Marine heatwave inhibition of gelatinous zooplankton carbon flux into the deep ocean

Once gelatinous zooplankton (GZ) organisms die, they begin to sink. During the sinking process they decay, with decay rates strongly dependent on ambient ocean temperature - warmer temperatures accelerate mass decay rates in the upper water column during the presence of a marine heatwave, leading to reduced GZ carbon flux into the deep ocean. We leverage this temperature dependence of the decay rates to quantify marine heatwave (MHW) related inhibition of vertical GZ mass fluxes out of the euphotic zone (at 200 m depth). We use established methodologies for MHW detection and quantification to isolate some of the strongest MHW events in the northwest Mediterranean in the past 20 years, specifically June 2003, July 2006 and July 2019 events. We present a new Lagrangian tracking class CarbonDrift for the OpenDrift environment, which couples mass decay and organism sinking rates while allowing for horizontal advection during sinking. We use this Lagrangian model for vertical tracking of the sinking organisms and compute the fraction of the sinking organism mass reaching the bottom of the euphotic zone under i) climatological temperature field and ii) during the three mentioned MHWs.
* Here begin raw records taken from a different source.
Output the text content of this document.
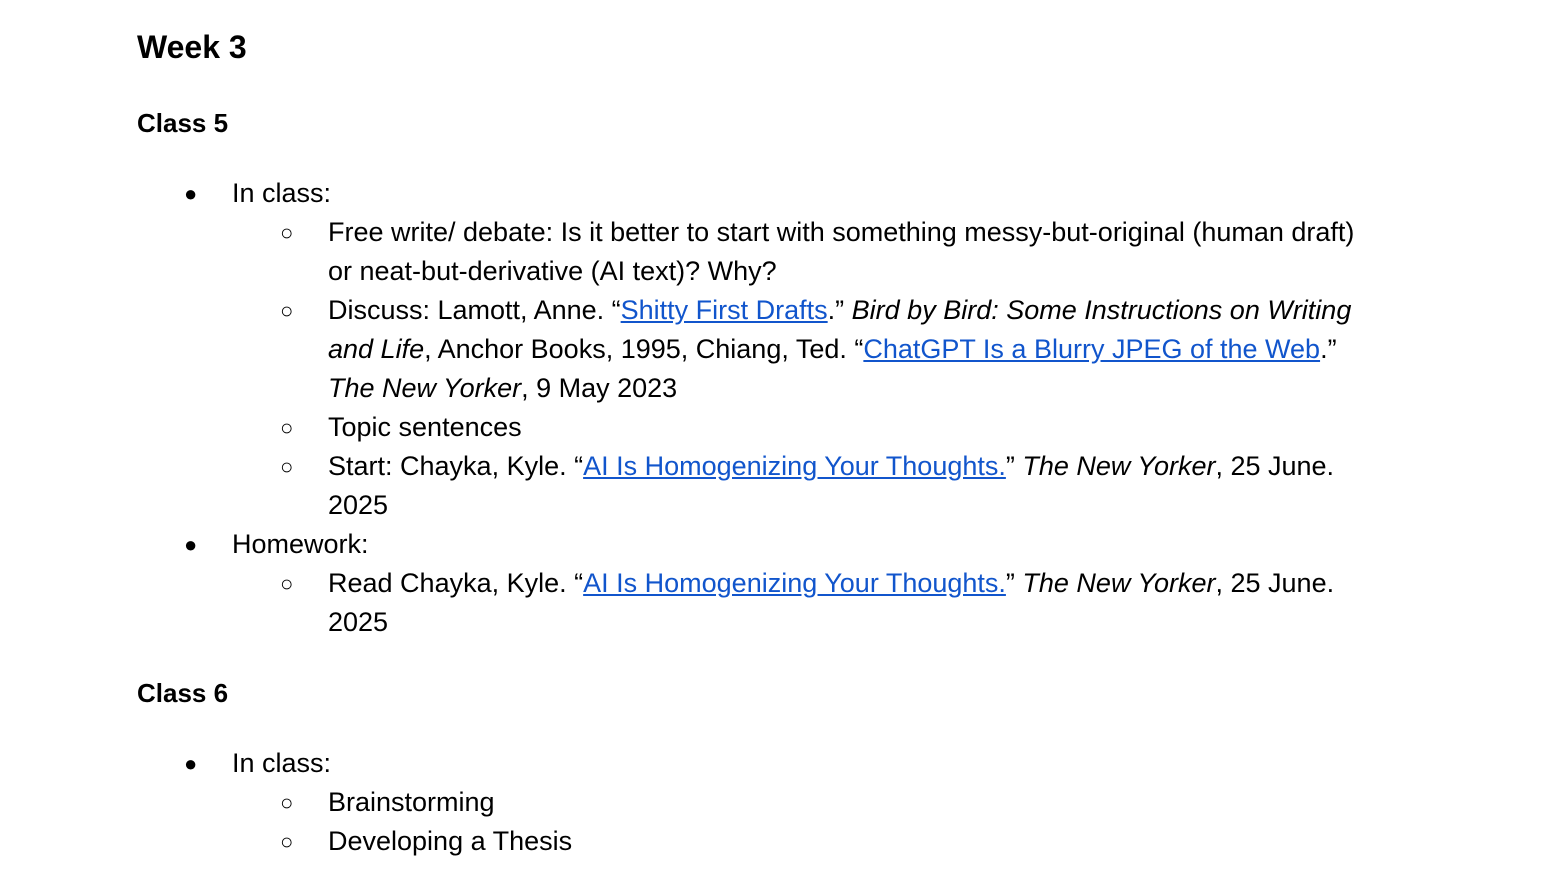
Week 3
Class 5
● In class:
○ Free write/ debate: Is it better to start with something messy-but-original (human draft) or neat-but-derivative (AI text)? Why?
○ Discuss: Lamott, Anne. “Shitty First Drafts.” Bird by Bird: Some Instructions on Writing and Life, Anchor Books, 1995, Chiang, Ted. “ChatGPT Is a Blurry JPEG of the Web.” The New Yorker, 9 May 2023
○ Topic sentences
○ Start: Chayka, Kyle. “AI Is Homogenizing Your Thoughts.” The New Yorker, 25 June. 2025
● Homework:
○ Read Chayka, Kyle. “AI Is Homogenizing Your Thoughts.” The New Yorker, 25 June. 2025
Class 6
● In class:
○ Brainstorming
○ Developing a Thesis
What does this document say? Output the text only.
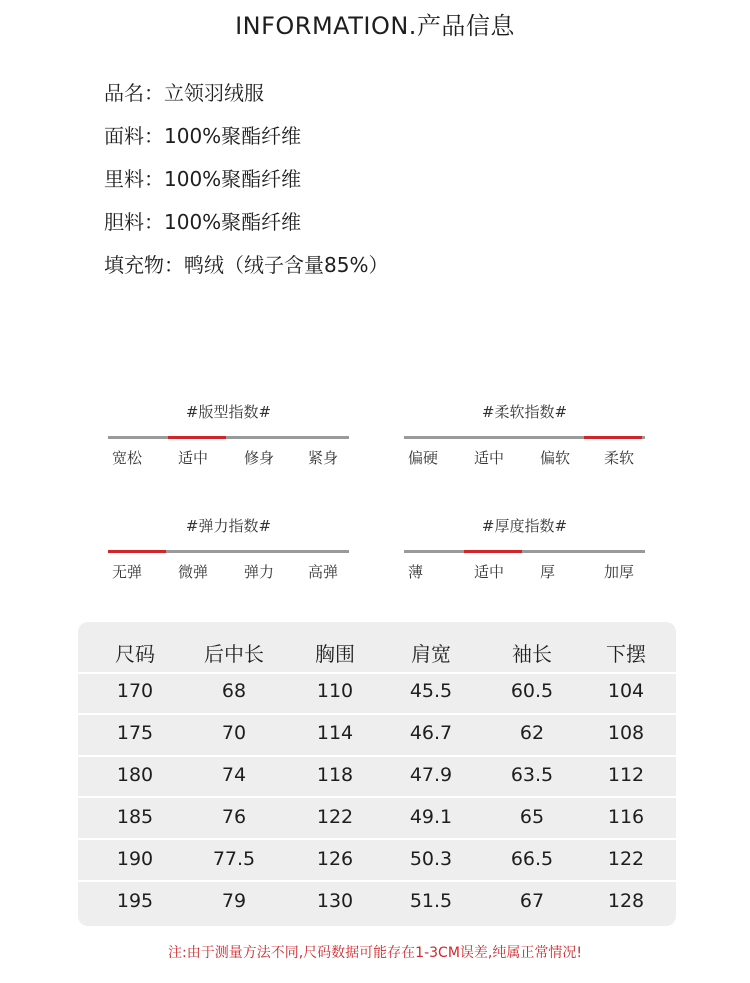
INFORMATION.产品信息
品名：立领羽绒服
面料：100%聚酯纤维
里料：100%聚酯纤维
胆料：100%聚酯纤维
填充物：鸭绒（绒子含量85%）
#版型指数#
宽松 适中 修身 紧身
#柔软指数#
偏硬 适中 偏软 柔软
#弹力指数#
无弹 微弹 弹力 高弹
#厚度指数#
薄	适中 厚	加厚
尺码	后中长	胸围	肩宽	袖长	下摆
170	68	110	45.5	60.5	104
175	70	114	46.7	62	108
180	74	118	47.9	63.5	112
185	76	122	49.1	65	116
190	77.5	126	50.3	66.5	122
195	79	130	51.5	67	128
注:由于测量方法不同,尺码数据可能存在1-3CM误差,纯属正常情况!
The difference between climatological and MHW simulations allows  quantification of the impact of MHW on the vertical carbon flux out of the euphotic zone. We show that during each of these marine heatwaves, carbon export out of the euphotic zone (at 200 m) decreases by 2 - 6 % in comparison to exports in climatological conditions. The accumulated effect of this inhibition proportionally diminishes Mediterranean's capacity to act as a deep ocean carbon sink.